De façon analogue, git génère les empreintes de commit à partir de différentes informations dont l'empreinte du commit précédent et le message du commit. On peut alors utiliser ces empreintes pour faire référence à un commit donné.

La commande à utiliser dans un terminal Linux/Unix est : (printf "commit %s\0" $(git --no-replace-objects cat-file commit HEAD | wc -c); git cat-file commit HEAD) | sha1sum

Source sur le calcul des empreintes sha1 de git pour les commits

Le contenu haché est la chaîne de caractères UTF8 suivante (où le caractère null est écrit avec \0) :

commit [taille en octets, écrite en base décimale de cette information]\0tree [empreinte de l'arbre]
parent [empreinte du commit parent]
author [information sur l'auteur] [timestamp]
committer [information sur le committeur] [timestamp]

commit message

Cela permet d'avoir plusieurs champs qui ont, pris un par un, peu de chances d'être uniques, mais qui, combinés ensemble, permettent de construire un pointeur vers un unique commit. Toutefois, cette chaîne de caractères est très longue et peu pratique. Calculer l'empreinte de cette chaîne fournit alors un résultat plus court et plus pratique à manipuler.
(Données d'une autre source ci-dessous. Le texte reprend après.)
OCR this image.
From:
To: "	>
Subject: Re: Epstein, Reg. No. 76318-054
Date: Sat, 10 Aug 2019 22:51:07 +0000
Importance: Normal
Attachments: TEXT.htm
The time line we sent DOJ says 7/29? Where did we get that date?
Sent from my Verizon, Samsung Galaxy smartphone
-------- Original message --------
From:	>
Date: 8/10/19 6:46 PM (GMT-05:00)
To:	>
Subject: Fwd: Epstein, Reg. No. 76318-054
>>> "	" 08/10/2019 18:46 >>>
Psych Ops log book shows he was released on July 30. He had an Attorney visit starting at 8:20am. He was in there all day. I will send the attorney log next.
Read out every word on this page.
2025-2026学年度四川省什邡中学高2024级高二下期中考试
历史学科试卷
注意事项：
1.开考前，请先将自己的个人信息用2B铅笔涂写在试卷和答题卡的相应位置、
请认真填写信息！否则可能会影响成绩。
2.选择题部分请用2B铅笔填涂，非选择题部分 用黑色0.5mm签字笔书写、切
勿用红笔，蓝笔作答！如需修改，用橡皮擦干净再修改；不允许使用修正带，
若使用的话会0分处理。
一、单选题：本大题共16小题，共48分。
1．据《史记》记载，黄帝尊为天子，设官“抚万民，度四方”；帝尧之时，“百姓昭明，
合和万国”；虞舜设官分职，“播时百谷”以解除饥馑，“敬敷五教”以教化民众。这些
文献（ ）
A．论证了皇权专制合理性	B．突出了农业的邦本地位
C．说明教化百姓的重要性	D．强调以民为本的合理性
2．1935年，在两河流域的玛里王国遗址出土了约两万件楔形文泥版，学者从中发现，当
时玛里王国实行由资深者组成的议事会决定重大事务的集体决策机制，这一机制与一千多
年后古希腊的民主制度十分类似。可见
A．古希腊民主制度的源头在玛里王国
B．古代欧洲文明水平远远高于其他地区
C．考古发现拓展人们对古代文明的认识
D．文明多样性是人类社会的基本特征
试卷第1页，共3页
C'est pourquoi l'empreinte change lorsqu'on amende un commit, même si on ne change pas le message de commit. Le timestamp a changé, ce qui suffit à modifier complètement l'empreinte.

L'information à retenir ici est que lorsqu'on dispose de différentes informations dont chacune n'est pas suffisamment unique, on peut les concaténer et calculer l'empreinte de cette concaténation pour générer une clé unique.

Nous espérons que ces exemples vous ont encouragés à utiliser cette nouvelle API. Rappelez-vous qu'il est dangereux de vouloir recréer des outils cryptographiques par vous-même. Cela dit, ces outils, à l'instar de crypto.digest(), peuvent être utiles pour d'autres tâches.